Meantime, during a press conference call with reporters on Friday Farnworth said residents can expect to see more police on the road in the wake of recent shootings, which currently stand at 11.
“You will see an increased police presence in many areas,” Farnworth said.
He said the shootings and related homicide investigations are “very complex” and a big challenge the police are facing “ is not a resource issue.”
“They have the resources,” he insisted. “In many of these crimes, police have found out, a deceased victim for example is the main suspect in other murders and so that is a challenge, because the person who committed the crime has also become another statistic.”
Police departments are not working in silos, Farnworth said, but rather in a coordinated, collaborative effort to solve these crimes.
“The police and the province and the feds are all working together,” he said, bringing all tools available to deal with “this scourge.”
“Police are not going to let up. Police are going to be on this, and on this, and on this through every possible means. And the gangsters, as I said, there’s only two ways this is going to end. Either jail, or they’re going to be dead.”
Another challenge, he said, is getting information from people who need to report what they know to police. “They cannot continue to turn a blind eye.”
Farnworth met with police chiefs on Thursday to discuss drugs turf wars and retaliation shootings.
“They are absolutely, completely committed to suppressing this cycle of violence and bringing to justice those who are responsible. This is job number one, like, this is their top priority,” Farnworth said.
Also on Friday police chiefs and commanders released a joint statement on recent gang-related violence in the Lower Mainland, saying the level of their partnership in the region is “unprecedented.”
“The disregard for the safety of the public and the police that gang members continually show, highlighted by recent events, is unacceptable and we are doing everything we can to hold those responsible accountable” reads the statement, on behalf of 12 senior police officers. “Your safety is our number one priority and we will not waver in our relentless pursuit to prevent, disrupt, suppress, and investigate those who choose to involve themselves in gang and organized crime activities.”

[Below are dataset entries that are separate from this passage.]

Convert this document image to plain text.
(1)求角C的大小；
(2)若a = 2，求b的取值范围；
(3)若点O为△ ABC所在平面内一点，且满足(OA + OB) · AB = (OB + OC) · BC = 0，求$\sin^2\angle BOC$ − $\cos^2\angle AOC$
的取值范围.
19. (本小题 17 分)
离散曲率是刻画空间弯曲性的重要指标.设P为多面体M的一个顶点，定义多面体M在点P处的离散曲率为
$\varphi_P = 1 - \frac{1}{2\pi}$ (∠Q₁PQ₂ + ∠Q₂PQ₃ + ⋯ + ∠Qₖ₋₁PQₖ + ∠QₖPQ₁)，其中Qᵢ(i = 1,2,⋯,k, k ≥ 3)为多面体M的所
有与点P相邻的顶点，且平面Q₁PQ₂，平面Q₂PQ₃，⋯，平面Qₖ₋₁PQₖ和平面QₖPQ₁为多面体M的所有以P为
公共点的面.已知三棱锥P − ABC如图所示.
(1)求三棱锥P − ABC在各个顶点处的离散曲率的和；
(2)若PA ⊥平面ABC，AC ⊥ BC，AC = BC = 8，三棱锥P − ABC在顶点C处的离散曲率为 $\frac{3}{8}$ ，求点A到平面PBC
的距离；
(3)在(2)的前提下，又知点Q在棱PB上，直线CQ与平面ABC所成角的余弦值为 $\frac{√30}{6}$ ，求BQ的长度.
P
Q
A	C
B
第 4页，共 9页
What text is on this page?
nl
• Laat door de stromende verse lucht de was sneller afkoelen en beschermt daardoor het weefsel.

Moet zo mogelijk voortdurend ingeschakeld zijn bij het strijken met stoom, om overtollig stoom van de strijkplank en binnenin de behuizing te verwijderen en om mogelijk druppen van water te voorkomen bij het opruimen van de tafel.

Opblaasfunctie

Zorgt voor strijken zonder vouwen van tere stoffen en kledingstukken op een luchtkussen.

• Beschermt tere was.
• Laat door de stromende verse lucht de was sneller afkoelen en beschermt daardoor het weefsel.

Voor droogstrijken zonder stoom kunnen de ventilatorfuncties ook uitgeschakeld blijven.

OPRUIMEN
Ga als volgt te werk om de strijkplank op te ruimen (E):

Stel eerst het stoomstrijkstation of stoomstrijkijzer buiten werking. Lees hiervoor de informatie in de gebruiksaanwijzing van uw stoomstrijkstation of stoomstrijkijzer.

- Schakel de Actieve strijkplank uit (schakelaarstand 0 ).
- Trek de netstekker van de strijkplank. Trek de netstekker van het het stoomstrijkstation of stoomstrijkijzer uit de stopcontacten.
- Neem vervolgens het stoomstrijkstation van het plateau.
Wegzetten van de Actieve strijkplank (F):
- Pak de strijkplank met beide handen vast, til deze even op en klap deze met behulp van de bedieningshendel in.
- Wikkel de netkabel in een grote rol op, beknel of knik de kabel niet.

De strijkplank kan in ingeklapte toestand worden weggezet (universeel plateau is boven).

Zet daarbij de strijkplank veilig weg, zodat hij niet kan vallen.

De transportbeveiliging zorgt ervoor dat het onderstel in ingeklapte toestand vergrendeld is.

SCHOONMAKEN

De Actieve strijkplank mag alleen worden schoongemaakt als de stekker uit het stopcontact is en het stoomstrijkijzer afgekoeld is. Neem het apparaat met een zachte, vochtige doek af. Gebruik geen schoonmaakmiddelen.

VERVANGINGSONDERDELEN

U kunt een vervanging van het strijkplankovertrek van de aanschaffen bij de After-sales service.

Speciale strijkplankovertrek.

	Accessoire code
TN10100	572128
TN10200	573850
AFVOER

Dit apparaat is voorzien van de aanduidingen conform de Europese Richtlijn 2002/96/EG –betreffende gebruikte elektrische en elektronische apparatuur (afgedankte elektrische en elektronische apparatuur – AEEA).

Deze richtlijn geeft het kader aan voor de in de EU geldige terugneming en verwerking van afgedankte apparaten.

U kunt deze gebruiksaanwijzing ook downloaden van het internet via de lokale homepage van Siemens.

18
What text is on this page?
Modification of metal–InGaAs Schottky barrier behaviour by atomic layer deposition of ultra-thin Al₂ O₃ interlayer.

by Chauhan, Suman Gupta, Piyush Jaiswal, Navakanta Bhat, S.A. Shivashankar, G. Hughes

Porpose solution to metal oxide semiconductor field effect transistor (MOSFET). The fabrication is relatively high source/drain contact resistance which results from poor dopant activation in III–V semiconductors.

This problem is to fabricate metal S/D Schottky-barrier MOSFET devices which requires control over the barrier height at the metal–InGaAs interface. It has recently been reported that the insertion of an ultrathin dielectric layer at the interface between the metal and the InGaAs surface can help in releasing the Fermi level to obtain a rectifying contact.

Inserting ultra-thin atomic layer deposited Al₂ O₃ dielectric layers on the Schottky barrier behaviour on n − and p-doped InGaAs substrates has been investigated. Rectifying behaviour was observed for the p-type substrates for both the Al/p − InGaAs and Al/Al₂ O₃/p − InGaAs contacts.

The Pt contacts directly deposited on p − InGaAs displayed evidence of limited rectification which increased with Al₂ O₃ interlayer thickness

The public’s role, they said, cannot be understated. “Your willingness to call police when you see something suspicious, or have information, could be critical in helping prevent someone from getting hurt or assist us in collecting crucial pieces of evidence. We want your help.
“Lastly, to the gang members, we know many of you are afraid, unsure who to trust, and fearful that you might be targeted next. You have an opportunity to get out. Contact police before it is too late for you and those who love you.”